As we have previously written about, 2016 saw a wave of litigation brought under New Jersey’s Truth-in-Consumer Contracting, Warranty, and Notice Act (“TCCWNA”) regarding website Terms of Use.  While service providers await the outcome of many of these cases and direction from New Jersey courts on how the TCCWNA generally applies to online contracts, one California court recently offered some helpful guidance. In January, a California federal court dismissed a TCCWNA claim against Facebook upon finding that the California choice-of-law provision in Facebook’s Terms of Service was enforceable.  Palomino v. Facebook, Inc., No. 16-cv-04230, 2017 WL 76901 (N.D. Cal. Jan. 9, 2017). The plaintiffs – Facebook users representing a purported class – claimed that Facebook’s Terms violated the TCCWNA by, among other things, disclaiming liability for negligence and misconduct, barring recovery of certain types of damages, and indicating that some limitations on liability may not apply in all jurisdictions without specifying whether they apply to New Jersey residents.  (Because the Palomino court found Facebook’s choice-of-law provision enforceable, it did not have to reach the issue of whether provisions like this actually violate the TCCWNA – a question that remains open in other pending cases.)

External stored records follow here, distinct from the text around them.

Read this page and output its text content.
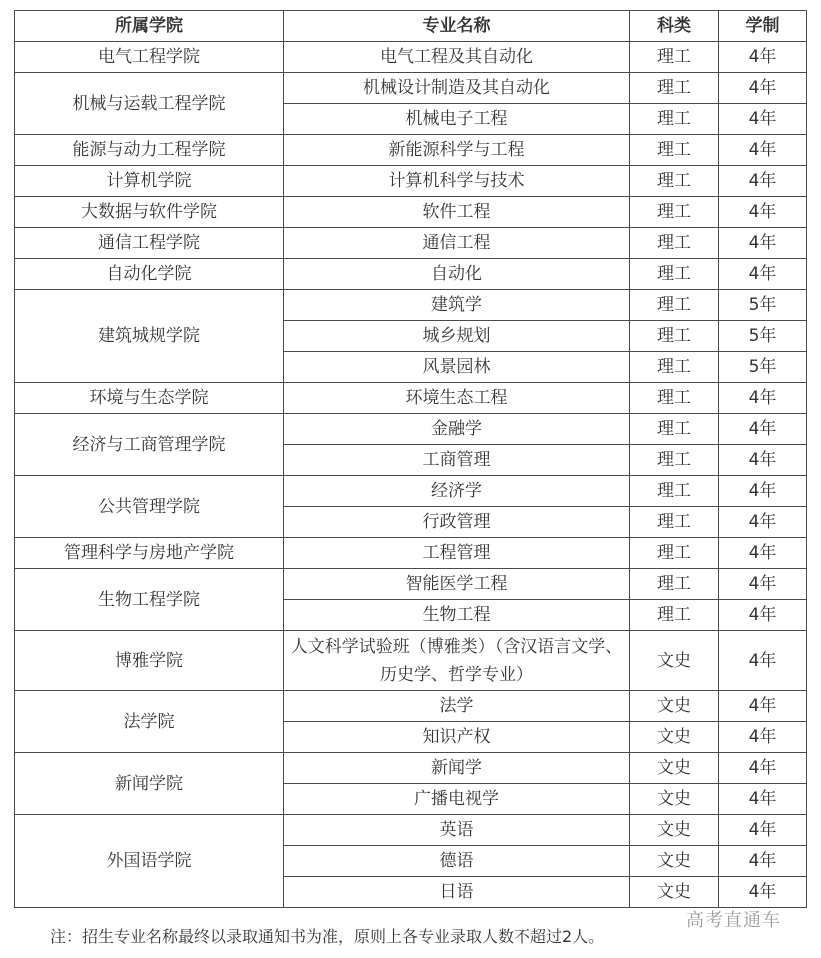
所属学院	专业名称	科类	学制
电气工程学院	电气工程及其自动化	理工	4年
机械与运载工程学院	机械设计制造及其自动化	理工	4年
	机械电子工程	理工	4年
能源与动力工程学院	新能源科学与工程	理工	4年
计算机学院	计算机科学与技术	理工	4年
大数据与软件学院	软件工程	理工	4年
通信工程学院	通信工程	理工	4年
自动化学院	自动化	理工	4年
建筑城规学院	建筑学	理工	5年
	城乡规划	理工	5年
	风景园林	理工	5年
环境与生态学院	环境生态工程	理工	4年
经济与工商管理学院	金融学	理工	4年
	工商管理	理工	4年
公共管理学院	经济学	理工	4年
	行政管理	理工	4年
管理科学与房地产学院	工程管理	理工	4年
生物工程学院	智能医学工程	理工	4年
	生物工程	理工	4年
博雅学院	人文科学试验班（博雅类）（含汉语言文学、历史学、哲学专业）	文史	4年
法学院	法学	文史	4年
	知识产权	文史	4年
新闻学院	新闻学	文史	4年
	广播电视学	文史	4年
外国语学院	英语	文史	4年
	德语	文史	4年
	日语	文史	4年
注：招生专业名称最终以录取通知书为准，原则上各专业录取人数不超过2人。
高考直通车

California uses a two-factor test for evaluating the enforceability of a choice-of-law provision.  “The Court must first determine (1) whether the chosen state has a substantial relationship to the parties or their transaction, or (2) whether there is any other reasonable basis for the parties' choice of law.”  If either factor is satisfied, the court will enforce the choice-of-law provision unless the party asserting that another state’s law should apply “can establish both that the chosen law is contrary to a fundamental policy of the alternate state and that the alternate state has a materially greater interest in the determination of the particular issue.”

Facebook being headquartered in California, it easily satisfied the first criterion.  The burden then shifted to the plaintiffs to “show that application of California law would violate fundamental New Jersey policy.” The Court, relying on California’s own expansive consumer protection laws, held that the plaintiffs failed to make such a showing. The Court found that California law was not contrary to fundamental New Jersey policy because “the TCCWNA and California consumer protection law aim to accomplish the same end,” notwithstanding that application of the TCCWNA may have “afford[ed] different rights and remedies.”

While this is undoubtedly good news for website operators that are based outside of New Jersey and that include a non-NJ choice-of-law provision in their terms, we caution against too broad a reading at this stage.  The Palomino court clearly relied on California’s status as the gold standard in consumer protection laws, specifically referencing its false advertising and deceptive practices laws, as well as its Consumer Legal Remedies Act.   It is not clear whether a court asked to apply a choice-of-law provision from another state would necessarily reach the same conclusion as in Palomino.